The sharpbeak terapon (Rhynchopelates oxyrhynchus) is a species of ray-finned fish, a grunter from the family Terapontidae. It is found in the coastal waters of Asia from southern Japan to the Philippines.

==Description==
The sharpbeak terapon is a medium-sized species of grunter which has an oblong, relatively deep, laterally compressed body, the lateral compression is more pronounced in juveniles. It has a small, slightly oblique mouth which does not reach as far back as the eye. The teeth are villiform and are arranged in bands in each jaw, with the outer row of teeth being much larger than the inner rows and there are no teeth on the roof of the mouth. The dorsal fin contains 12 spines and 9-11 soft rays and the spiny part is arched, the third to sixth spines being the longest.

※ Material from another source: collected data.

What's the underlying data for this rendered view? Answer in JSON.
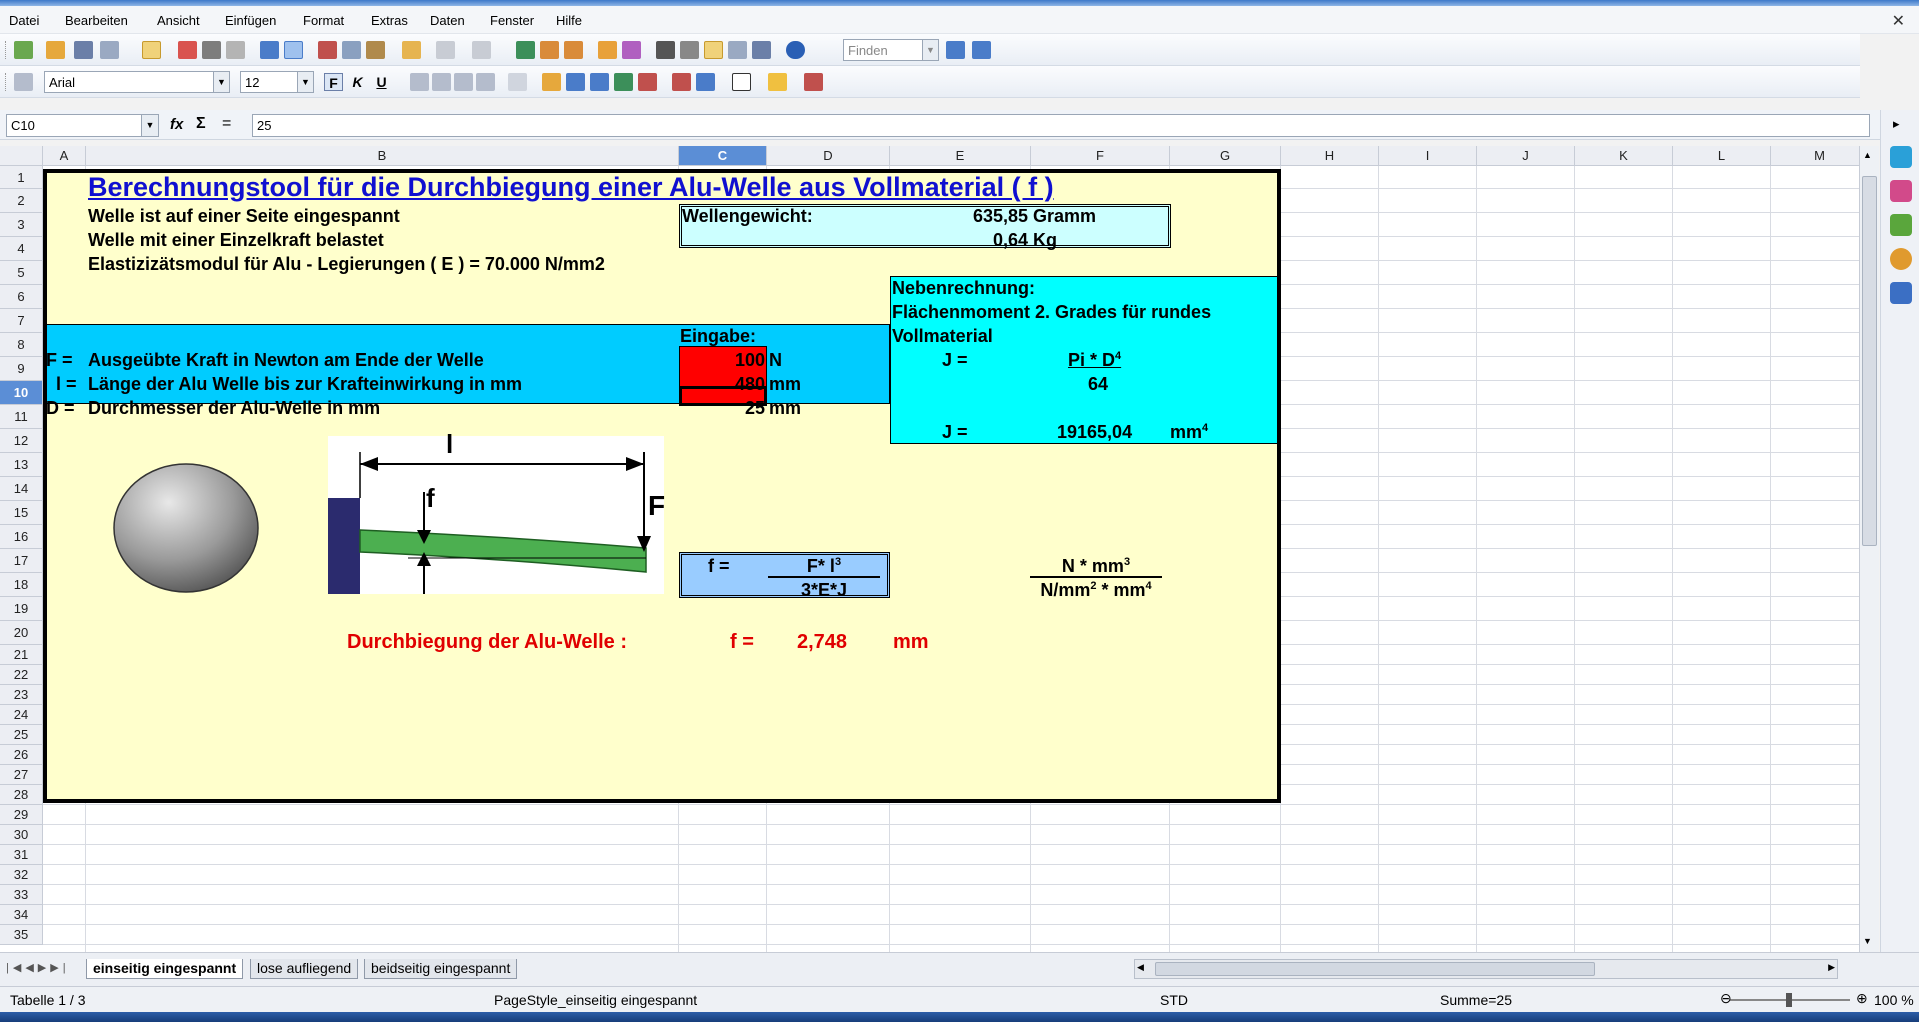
{
  "menu": [
    "Datei",
    "Bearbeiten",
    "Ansicht",
    "Einfügen",
    "Format",
    "Extras",
    "Daten",
    "Fenster",
    "Hilfe"
  ],
  "toolbar": {
    "find_placeholder": "Finden",
    "font_name": "Arial",
    "font_size": "12",
    "bold": "F",
    "italic": "K",
    "underline": "U"
  },
  "formula": {
    "cell_ref": "C10",
    "content": "25",
    "fx": "fx",
    "sigma": "Σ",
    "equals": "="
  },
  "columns": [
    "A",
    "B",
    "C",
    "D",
    "E",
    "F",
    "G",
    "H",
    "I",
    "J",
    "K",
    "L",
    "M"
  ],
  "rows": [
    "1",
    "2",
    "3",
    "4",
    "5",
    "6",
    "7",
    "8",
    "9",
    "10",
    "11",
    "12",
    "13",
    "14",
    "15",
    "16",
    "17",
    "18",
    "19",
    "20",
    "21",
    "22",
    "23",
    "24",
    "25",
    "26",
    "27",
    "28",
    "29",
    "30",
    "31",
    "32",
    "33",
    "34",
    "35"
  ],
  "sheet": {
    "title": "Berechnungstool für die Durchbiegung einer Alu-Welle aus Vollmaterial ( f )",
    "line2": "Welle ist auf einer Seite eingespannt",
    "line3": "Welle mit einer Einzelkraft belastet",
    "line4": "Elastizizätsmodul für Alu - Legierungen ( E ) = 70.000 N/mm2",
    "weight_label": "Wellengewicht:",
    "weight_g": "635,85",
    "weight_g_unit": "Gramm",
    "weight_kg": "0,64",
    "weight_kg_unit": "Kg",
    "neben": "Nebenrechnung:",
    "flaechen": "Flächenmoment 2. Grades für rundes",
    "vollmaterial": "Vollmaterial",
    "j_label": "J =",
    "j_num": "Pi * D",
    "j_num_exp": "4",
    "j_den": "64",
    "j_label2": "J =",
    "j_value": "19165,04",
    "j_unit": "mm",
    "j_unit_exp": "4",
    "eingabe": "Eingabe:",
    "f_sym": "F =",
    "f_desc": "Ausgeübte Kraft in Newton am Ende der Welle",
    "f_val": "100",
    "f_unit": "N",
    "l_sym": "l =",
    "l_desc": "Länge der Alu Welle bis zur Krafteinwirkung in mm",
    "l_val": "480",
    "l_unit": "mm",
    "d_sym": "D =",
    "d_desc": "Durchmesser der Alu-Welle in mm",
    "d_val": "25",
    "d_unit": "mm",
    "formula_f": "f =",
    "formula_num": "F* l",
    "formula_num_exp": "3",
    "formula_den": "3*E*J",
    "unit_num": "N * mm",
    "unit_num_exp": "3",
    "unit_den_a": "N/mm",
    "unit_den_a_exp": "2",
    "unit_den_b": " * mm",
    "unit_den_b_exp": "4",
    "result_label": "Durchbiegung der Alu-Welle :",
    "result_f": "f =",
    "result_val": "2,748",
    "result_unit": "mm",
    "diag_l": "l",
    "diag_f": "f",
    "diag_F": "F"
  },
  "tabs": [
    "einseitig eingespannt",
    "lose aufliegend",
    "beidseitig eingespannt"
  ],
  "status": {
    "sheet": "Tabelle 1 / 3",
    "style": "PageStyle_einseitig eingespannt",
    "mode": "STD",
    "sum": "Summe=25",
    "zoom": "100 %"
  },
  "colors": {
    "title_blue": "#1010d0",
    "cell_yellow": "#ffffcc",
    "cell_cyan": "#00ffff",
    "cell_light_cyan": "#ccffff",
    "cell_blue": "#00ccff",
    "cell_red": "#ff0000",
    "result_red": "#e00000",
    "formula_blue": "#99ccff",
    "beam_green": "#4caf50"
  }
}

The anal fin has 3 spines and 7-9 soft rays. There are 60-75 pored scales in the lateral line. The body is grey on the back and silvery below with 4 rather blotchy dark brown or black longitudinal stripes along the body and some specimens have irregular stripes between these stripes. The base of the spiny part of the dorsal fin is coloured dusky, as is the margin while the soft-rayed part is banded. The juveniles have clear caudal fin lobes but in the adults there are several narrow, irregular, parallel stripes on each lobe. the maximum total length is 25 cm.

==Distribution==
The sharpbeak terapon is found in the western Pacific Ocean in southern Japan, Taiwan, southern China and the Philippines.

==Habitat and biology==
The sharpbeak terapon occurs in inshore waters, frequently in brackish waters too. The juveniles will enter freshwater. It is a carnivorous species which feeds on invertebrates and fishes. After spawning the males guard the eggs and fan them.

==Fisheries==
Sharpbeak terapons are fished for using traps, handlines and other inshore fishing gear. It is grown in commercial aquaculture in Japan.

==Species description==
The sharpbeak terapon was first formally described as Therapon oxyrhynchus in 1842 by Coenraad Jacob Temminck & Hermann Schlegel with the type locality given as the basy of southern Japan. In 1931 Henry Weed Fowler placed it in the genus Rhyncopelates of which it is the only species.